И от нее следовало бы ждать другой, жизнеутверждающей, победительной беллетристики, согласно ее личному мифу “равнявшейся на пошлейшую современность” (Омри Ронен), – но не этой ветоши старинной рефлексии, не этого нафталинного героя, будто бы вытащенного из того же самого парижского ломбарда. Отрицание самой возможности счастья, преданность тени? – ау! какое, милые, у нас? – и голос тихо шелестит: несомненно девятнадцатый.

“Черная болезнь” – рассказ саморазоблачительный. Берберова, в отличие от Ахматовой, как будто более всего боялась быть уличенной в страдании, – как боятся, например, что из-под безупречной узкой юбки выползет предательское, жалкое исподнее. Судебное слово “самооговор” лезет в голову, когда наползают бытовые мифологемы, общие места: “прежде чем уйти от Ходасевича, сварила борщ на три дня”, “последовательно бросила всех троих: Ходасевича, Макеева, Мину – когда ослабели и стали в тягость” (и неважно, что ушла она от здорового еще Ходасевича, а за больным, умирающим, ухаживала, спивающемуся Макееву присылала доллары и, навещая Европу, навещала и его в доме престарелых в Мере, виделась и с Миной. Берберовой было свойственно участие в человеке – как форма участия в жизни). Ее недорогое, конъюнктурное ницшеанство в сочетании с недорогим прогрессизмом, ее знаменитые mot, более всего подходящие для девичьих альбомчиков (“Я всегда любила победителей больше побежденных…” – вторая часть цитаты —. теперь не люблю ни тех ни других” – обычно опускается, забывается, что ли?), ее экзальтированное свободолюбие, весь этот неофитский захлеб перед молодой, сытой мощью Америки и, как следствие, небрежение русскостью, доходившее порой до совершенно “несусветной смердяковщины” – например, отрицания трехстопного ямба как несовременного, отсталого размера – все это задвигается в угол “Черной болезнью” – невеликим рассказом о небольшой нелюбви. Все берберовские прагматизмы и эгоимзмы начинают выглядеть просто позерством. Той Берберовой, “…отрекшейся от всего, что было свято для Ходасевича, незабываемой и смертоносной «любительницы жизни», к которой обращены слова самого потрясающего любовного стихотворения XX века: «Кентаврова скорее кровь / В бальзам целебный превратится, / Чем наша кончится любовь»” (Омри Ронен), как будто и нет больше.

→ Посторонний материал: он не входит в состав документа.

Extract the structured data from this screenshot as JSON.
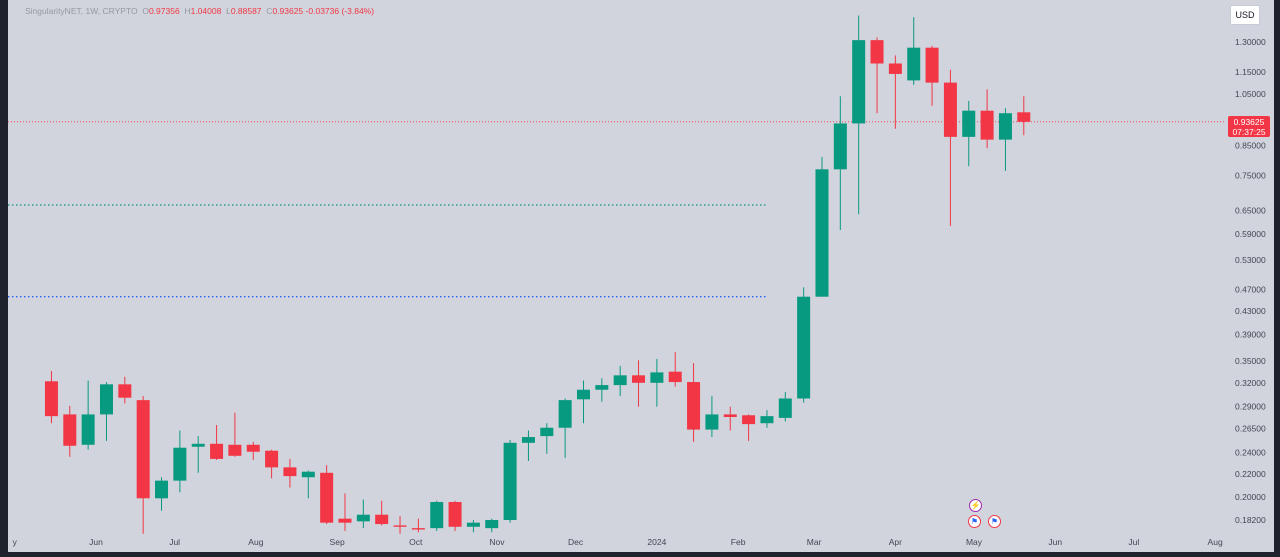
{
  "header": {
    "symbol": "SingularityNET, 1W, CRYPTO",
    "ohlc": [
      {
        "label": "O",
        "value": "0.97356"
      },
      {
        "label": "H",
        "value": "1.04008"
      },
      {
        "label": "L",
        "value": "0.88587"
      },
      {
        "label": "C",
        "value": "0.93625"
      }
    ],
    "change": "-0.03736 (-3.84%)"
  },
  "currency_button": "USD",
  "last_price": {
    "price": "0.93625",
    "countdown": "07:37:25"
  },
  "colors": {
    "up": "#089981",
    "down": "#f23645",
    "background": "#d1d4dc",
    "level_green": "#089981",
    "level_blue": "#2962ff"
  },
  "events": [
    {
      "name": "flash-event",
      "glyph": "⚡"
    },
    {
      "name": "us-flag-event",
      "glyph": "⚑"
    },
    {
      "name": "us-flag-event",
      "glyph": "⚑"
    }
  ],
  "chart_data": {
    "type": "candlestick",
    "y_scale": "log",
    "y_ticks": [
      "1.30000",
      "1.15000",
      "1.05000",
      "0.85000",
      "0.75000",
      "0.65000",
      "0.59000",
      "0.53000",
      "0.47000",
      "0.43000",
      "0.39000",
      "0.35000",
      "0.32000",
      "0.29000",
      "0.26500",
      "0.24000",
      "0.22000",
      "0.20000",
      "0.18200"
    ],
    "x_ticks": [
      {
        "label": "y",
        "date": "2023-05-01"
      },
      {
        "label": "Jun",
        "date": "2023-06-01"
      },
      {
        "label": "Jul",
        "date": "2023-07-01"
      },
      {
        "label": "Aug",
        "date": "2023-08-01"
      },
      {
        "label": "Sep",
        "date": "2023-09-01"
      },
      {
        "label": "Oct",
        "date": "2023-10-01"
      },
      {
        "label": "Nov",
        "date": "2023-11-01"
      },
      {
        "label": "Dec",
        "date": "2023-12-01"
      },
      {
        "label": "2024",
        "date": "2024-01-01"
      },
      {
        "label": "Feb",
        "date": "2024-02-01"
      },
      {
        "label": "Mar",
        "date": "2024-03-01"
      },
      {
        "label": "Apr",
        "date": "2024-04-01"
      },
      {
        "label": "May",
        "date": "2024-05-01"
      },
      {
        "label": "Jun",
        "date": "2024-06-01"
      },
      {
        "label": "Jul",
        "date": "2024-07-01"
      },
      {
        "label": "Aug",
        "date": "2024-08-01"
      }
    ],
    "levels": [
      {
        "price": 0.665,
        "color": "#089981"
      },
      {
        "price": 0.456,
        "color": "#2962ff"
      }
    ],
    "last_price_line": 0.93625,
    "candles": [
      {
        "date": "2023-05-15",
        "o": 0.322,
        "h": 0.336,
        "l": 0.271,
        "c": 0.279
      },
      {
        "date": "2023-05-22",
        "o": 0.281,
        "h": 0.291,
        "l": 0.236,
        "c": 0.247
      },
      {
        "date": "2023-05-29",
        "o": 0.248,
        "h": 0.323,
        "l": 0.243,
        "c": 0.281
      },
      {
        "date": "2023-06-05",
        "o": 0.281,
        "h": 0.321,
        "l": 0.252,
        "c": 0.318
      },
      {
        "date": "2023-06-12",
        "o": 0.318,
        "h": 0.328,
        "l": 0.294,
        "c": 0.301
      },
      {
        "date": "2023-06-19",
        "o": 0.298,
        "h": 0.303,
        "l": 0.172,
        "c": 0.199
      },
      {
        "date": "2023-06-26",
        "o": 0.199,
        "h": 0.217,
        "l": 0.189,
        "c": 0.214
      },
      {
        "date": "2023-07-03",
        "o": 0.214,
        "h": 0.263,
        "l": 0.204,
        "c": 0.245
      },
      {
        "date": "2023-07-10",
        "o": 0.246,
        "h": 0.257,
        "l": 0.221,
        "c": 0.249
      },
      {
        "date": "2023-07-17",
        "o": 0.249,
        "h": 0.269,
        "l": 0.233,
        "c": 0.234
      },
      {
        "date": "2023-07-24",
        "o": 0.248,
        "h": 0.283,
        "l": 0.236,
        "c": 0.237
      },
      {
        "date": "2023-07-31",
        "o": 0.248,
        "h": 0.251,
        "l": 0.233,
        "c": 0.241
      },
      {
        "date": "2023-08-07",
        "o": 0.242,
        "h": 0.243,
        "l": 0.216,
        "c": 0.226
      },
      {
        "date": "2023-08-14",
        "o": 0.226,
        "h": 0.234,
        "l": 0.208,
        "c": 0.218
      },
      {
        "date": "2023-08-21",
        "o": 0.217,
        "h": 0.223,
        "l": 0.199,
        "c": 0.222
      },
      {
        "date": "2023-08-28",
        "o": 0.221,
        "h": 0.228,
        "l": 0.179,
        "c": 0.18
      },
      {
        "date": "2023-09-04",
        "o": 0.183,
        "h": 0.203,
        "l": 0.174,
        "c": 0.18
      },
      {
        "date": "2023-09-11",
        "o": 0.181,
        "h": 0.198,
        "l": 0.176,
        "c": 0.186
      },
      {
        "date": "2023-09-18",
        "o": 0.186,
        "h": 0.197,
        "l": 0.178,
        "c": 0.179
      },
      {
        "date": "2023-09-25",
        "o": 0.178,
        "h": 0.185,
        "l": 0.172,
        "c": 0.177
      },
      {
        "date": "2023-10-02",
        "o": 0.176,
        "h": 0.183,
        "l": 0.173,
        "c": 0.175
      },
      {
        "date": "2023-10-09",
        "o": 0.176,
        "h": 0.197,
        "l": 0.174,
        "c": 0.196
      },
      {
        "date": "2023-10-16",
        "o": 0.196,
        "h": 0.197,
        "l": 0.174,
        "c": 0.177
      },
      {
        "date": "2023-10-23",
        "o": 0.177,
        "h": 0.182,
        "l": 0.173,
        "c": 0.18
      },
      {
        "date": "2023-10-30",
        "o": 0.176,
        "h": 0.183,
        "l": 0.173,
        "c": 0.182
      },
      {
        "date": "2023-11-06",
        "o": 0.182,
        "h": 0.253,
        "l": 0.18,
        "c": 0.25
      },
      {
        "date": "2023-11-13",
        "o": 0.25,
        "h": 0.263,
        "l": 0.232,
        "c": 0.256
      },
      {
        "date": "2023-11-20",
        "o": 0.257,
        "h": 0.271,
        "l": 0.239,
        "c": 0.266
      },
      {
        "date": "2023-11-27",
        "o": 0.266,
        "h": 0.3,
        "l": 0.235,
        "c": 0.298
      },
      {
        "date": "2023-12-04",
        "o": 0.299,
        "h": 0.323,
        "l": 0.271,
        "c": 0.311
      },
      {
        "date": "2023-12-11",
        "o": 0.311,
        "h": 0.326,
        "l": 0.296,
        "c": 0.317
      },
      {
        "date": "2023-12-18",
        "o": 0.317,
        "h": 0.343,
        "l": 0.303,
        "c": 0.33
      },
      {
        "date": "2023-12-25",
        "o": 0.33,
        "h": 0.351,
        "l": 0.29,
        "c": 0.32
      },
      {
        "date": "2024-01-01",
        "o": 0.32,
        "h": 0.353,
        "l": 0.29,
        "c": 0.334
      },
      {
        "date": "2024-01-08",
        "o": 0.335,
        "h": 0.363,
        "l": 0.315,
        "c": 0.321
      },
      {
        "date": "2024-01-15",
        "o": 0.321,
        "h": 0.347,
        "l": 0.251,
        "c": 0.264
      },
      {
        "date": "2024-01-22",
        "o": 0.264,
        "h": 0.303,
        "l": 0.256,
        "c": 0.281
      },
      {
        "date": "2024-01-29",
        "o": 0.281,
        "h": 0.29,
        "l": 0.263,
        "c": 0.278
      },
      {
        "date": "2024-02-05",
        "o": 0.28,
        "h": 0.281,
        "l": 0.252,
        "c": 0.27
      },
      {
        "date": "2024-02-12",
        "o": 0.271,
        "h": 0.286,
        "l": 0.266,
        "c": 0.279
      },
      {
        "date": "2024-02-19",
        "o": 0.277,
        "h": 0.308,
        "l": 0.273,
        "c": 0.3
      },
      {
        "date": "2024-02-26",
        "o": 0.3,
        "h": 0.474,
        "l": 0.295,
        "c": 0.456
      },
      {
        "date": "2024-03-04",
        "o": 0.456,
        "h": 0.81,
        "l": 0.456,
        "c": 0.77
      },
      {
        "date": "2024-03-11",
        "o": 0.77,
        "h": 1.04,
        "l": 0.6,
        "c": 0.93
      },
      {
        "date": "2024-03-18",
        "o": 0.93,
        "h": 1.45,
        "l": 0.64,
        "c": 1.31
      },
      {
        "date": "2024-03-25",
        "o": 1.31,
        "h": 1.325,
        "l": 0.97,
        "c": 1.19
      },
      {
        "date": "2024-04-01",
        "o": 1.19,
        "h": 1.23,
        "l": 0.91,
        "c": 1.14
      },
      {
        "date": "2024-04-08",
        "o": 1.11,
        "h": 1.44,
        "l": 1.09,
        "c": 1.27
      },
      {
        "date": "2024-04-15",
        "o": 1.27,
        "h": 1.28,
        "l": 1.0,
        "c": 1.1
      },
      {
        "date": "2024-04-22",
        "o": 1.1,
        "h": 1.16,
        "l": 0.61,
        "c": 0.88
      },
      {
        "date": "2024-04-29",
        "o": 0.88,
        "h": 1.02,
        "l": 0.78,
        "c": 0.98
      },
      {
        "date": "2024-05-06",
        "o": 0.98,
        "h": 1.07,
        "l": 0.84,
        "c": 0.87
      },
      {
        "date": "2024-05-13",
        "o": 0.87,
        "h": 0.99,
        "l": 0.765,
        "c": 0.97
      },
      {
        "date": "2024-05-20",
        "o": 0.97356,
        "h": 1.04008,
        "l": 0.88587,
        "c": 0.93625
      }
    ]
  }
}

В другом рассказе, “Мыслящий тростник”, написанном годом ранее, героиня – русская парижанка – собирается признаться в любви старому другу, – но сама ситуация сближения организована женой ее возлюбленного, пригласившей ее на венецианские каникулы для камуфляжа собственной интрижки. “…C первой минуты моего приезда она дрессирует меня. Кот ученый жил в Венеции, вспомнилось мне, и мне не захотелось быть похожей на этого ученого кота. Нельзя позволять ей трогать мою судьбу, давать или не давать мне пропуск в ту или иную часть моей вселенной, устраивать, как ей покажется удобным, мой собственный по man's land”. И вместо слов, собиравшихся десятилетиями, она внезапно говорит ему, что кое-чему научилась за последние годы, что не всякой возможности радуется и не всякому разрешению радуется. “Только уступи – и не будет границы, где остановиться, все будет отнято; где предел, Эйнар? Где тогда будут тайна и свобода?”